В палату цесаревича. А значит, один из тех, кто в это время находился в палате…
Я опять будто разделился надвое. Та моя часть, что была капитаном Чейном, трубила тревогу. Но Костя Барятинский упрямо заявлял: «Не может быть!». Впрочем, у него были и более весомые доводы. Например, такой: вряд ли император, стоя над кроватью умирающего сыны, отлучился бы на Изнанку, чтобы убить меня.
Хотя, что я могу знать о мотивах императора? Быть может, устранить меня — гораздо важнее, чем спасти сына? Это, разумеется, уже скептически морщился капитан Чейн.
— Что ты знаешь об Изнанке? — спросил я Кристину, поставив на всякий случай глушилку.
— Мало, — отозвалась Кристина сквозь зубы. — Изнанка — это Изнанка. Гостей она не любит, исследованиям не подлежит. Но все порталы, например, проходят через неё. Только происходит это мгновенно; когда ты строишь портал, не видишь Изнанки. Поэтому работе с порталами обучают только на старших курсах. И обучают не всех, там очень строгий экзамен. Малейшая ошибка — и ты попадёшь на Изнанку. А выбраться… — Кристина покачала головой. — Трещина, через которую провалишься, может оказаться вообще вне досягаемости. Даже если повезёт — большой вопрос, куда попадёшь. Был случай, когда один маг, вернувшись с Изнанки, оказался в километре над землёй. Просто повис в воздухе.
Я присвистнул. Что ж, если так… Если так, то большую часть подозрений можно пока отодвинуть в сторонку. В палату великого князя нас могло занести просто случайно. Хотя эта случайность и выглядела подозрительно.
Вопреки ожиданиям, нас проводили не в кабинет императора. Девушка-фрейлина провела нас через огромную парадную залу и остановилась возле дверей, ведущих на балкон. Смущённо посмотрела на Кристину.

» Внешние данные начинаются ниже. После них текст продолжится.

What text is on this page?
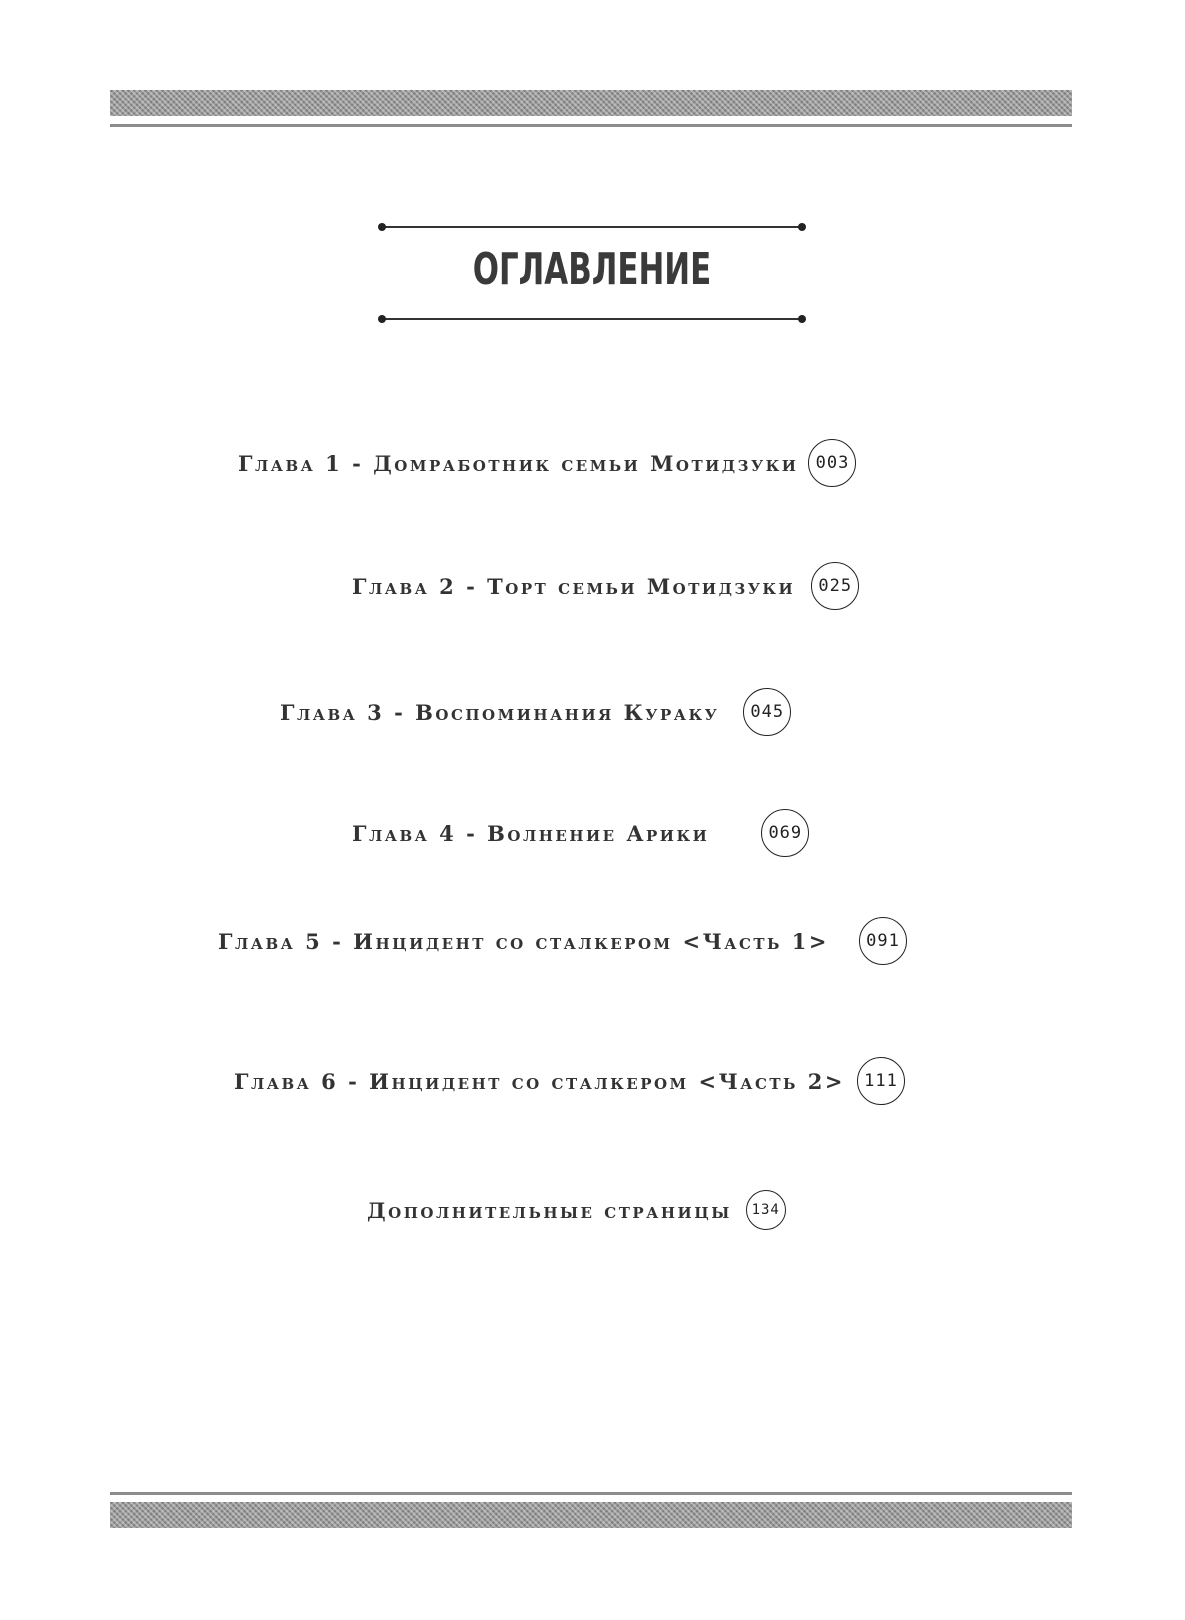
ОГЛАВЛЕНИЕ
Глава 1 - Домработник семьи Мотидзуки	003
Глава 2 - Торт семьи Мотидзуки	025
Глава 3 - Воспоминания Кураку	045
Глава 4 - Волнение Арики	069
Глава 5 - Инцидент со сталкером <Часть 1>	091
Глава 6 - Инцидент со сталкером <Часть 2>	111
Дополнительные страницы	134
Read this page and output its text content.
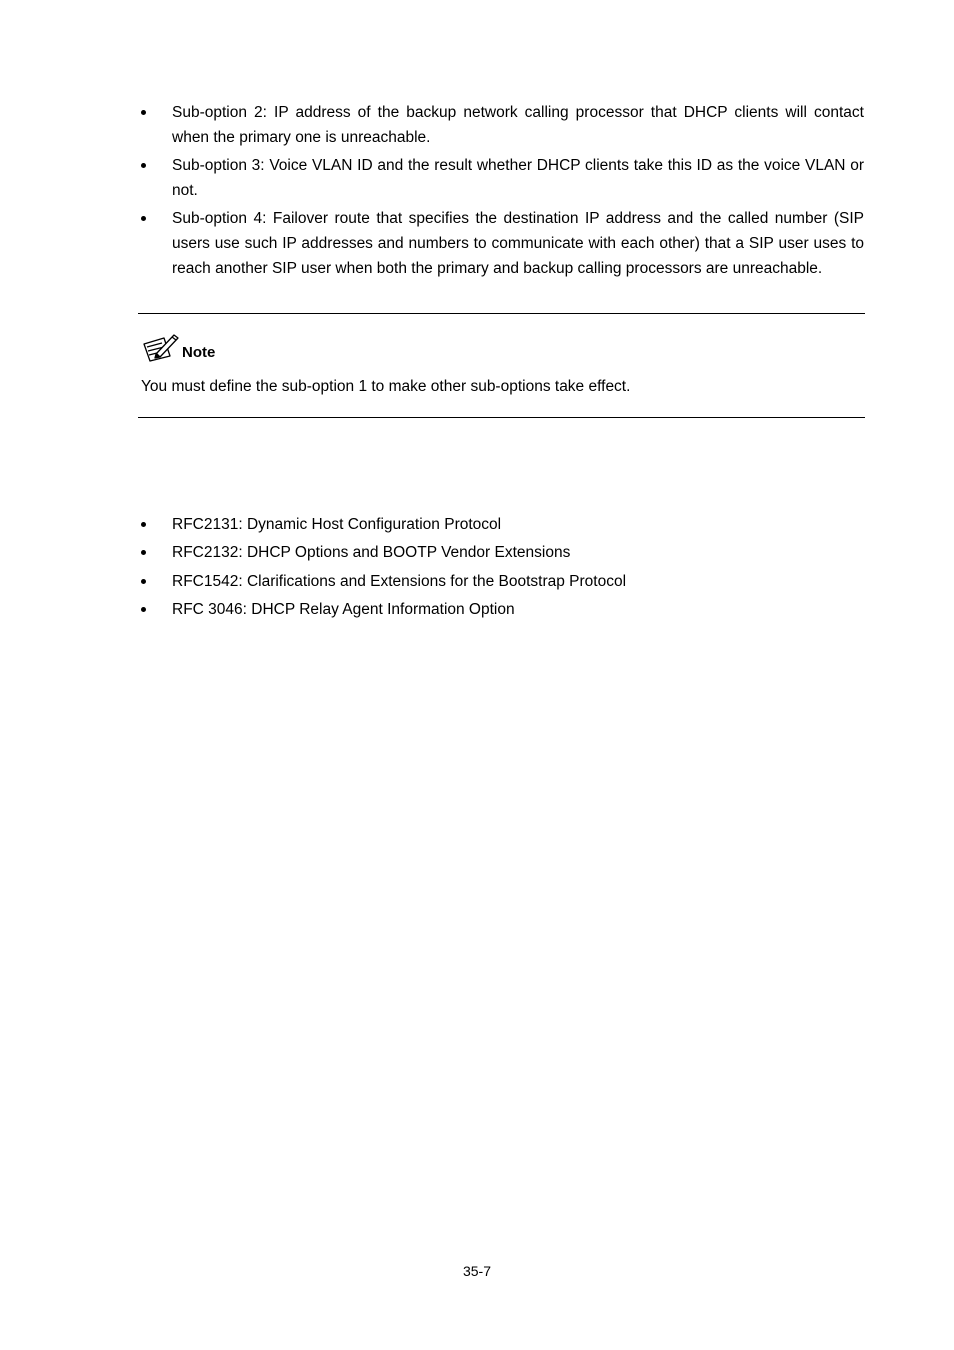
Sub-option 2: IP address of the backup network calling processor that DHCP clients will contact when the primary one is unreachable.
Sub-option 3: Voice VLAN ID and the result whether DHCP clients take this ID as the voice VLAN or not.
Sub-option 4: Failover route that specifies the destination IP address and the called number (SIP users use such IP addresses and numbers to communicate with each other) that a SIP user uses to reach another SIP user when both the primary and backup calling processors are unreachable.
Note
You must define the sub-option 1 to make other sub-options take effect.
RFC2131: Dynamic Host Configuration Protocol
RFC2132: DHCP Options and BOOTP Vendor Extensions
RFC1542: Clarifications and Extensions for the Bootstrap Protocol
RFC 3046: DHCP Relay Agent Information Option
35-7
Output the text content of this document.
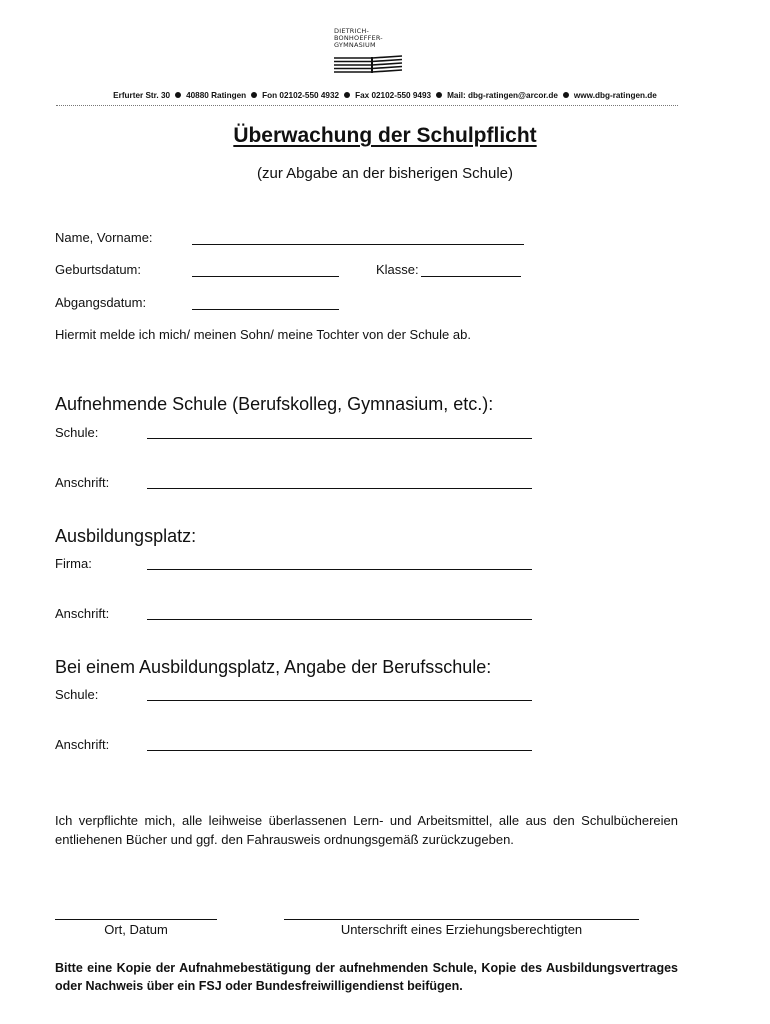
DIETRICH-
BONHOEFFER-
GYMNASIUM
Erfurter Str. 30 40880 Ratingen Fon 02102-550 4932 Fax 02102-550 9493 Mail: dbg-ratingen@arcor.de www.dbg-ratingen.de
Überwachung der Schulpflicht
(zur Abgabe an der bisherigen Schule)
Name, Vorname:
Geburtsdatum:	Klasse:
Abgangsdatum:
Hiermit melde ich mich/ meinen Sohn/ meine Tochter von der Schule ab.
Aufnehmende Schule (Berufskolleg, Gymnasium, etc.):
Schule:
Anschrift:
Ausbildungsplatz:
Firma:
Anschrift:
Bei einem Ausbildungsplatz, Angabe der Berufsschule:
Schule:
Anschrift:
Ich verpflichte mich, alle leihweise überlassenen Lern- und Arbeitsmittel, alle aus den Schulbüchereien entliehenen Bücher und ggf. den Fahrausweis ordnungsgemäß zurückzugeben.
Ort, Datum	Unterschrift eines Erziehungsberechtigten
Bitte eine Kopie der Aufnahmebestätigung der aufnehmenden Schule, Kopie des Ausbildungsvertrages oder Nachweis über ein FSJ oder Bundesfreiwilligendienst beifügen.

— Я подожду здесь, — успокоила та, — мешать аудиенции не буду.
И демонстративно двинулась вдоль стены, разглядывая картины в золоченых рамах.
Фрейлина с облегчением заулыбалась. Приоткрыв балконную дверь, сделала приглашающий жест рукой.
Только шагнув на балкон, я сообразил, что наступил вечер. Сумерки сгущались, загорались фонари. Дворец уже весь сиял, бросая вызов наступающей ночи. Расцветился огнями и парк.
Император стоял у перил балкона, сложив руки на груди. На меня он не обернулся, его взгляд блуждал где-то далеко.
— Ваше величество, — сказал я негромко, остановившись на почтительном расстоянии.
Император кивнул и опустил руки. Кисть правой дёрнулась знакомым образом — опять глушилка. Разговор не для жёлтой прессы.
— Сегодня мой сын был близок к смерти, как никогда, — сказал император.
— Я, к сожалению, пока не могу похвастаться успехами, — честно сказал я. — У меня по-прежнему нет ничего, что вело бы к источнику бед. Ну… — я вспомнил Луизу. — Почти ничего.
— Быстрого результата я и не ждал, — обронил император. — Сказать по правде, я вообще уже… ничего не жду.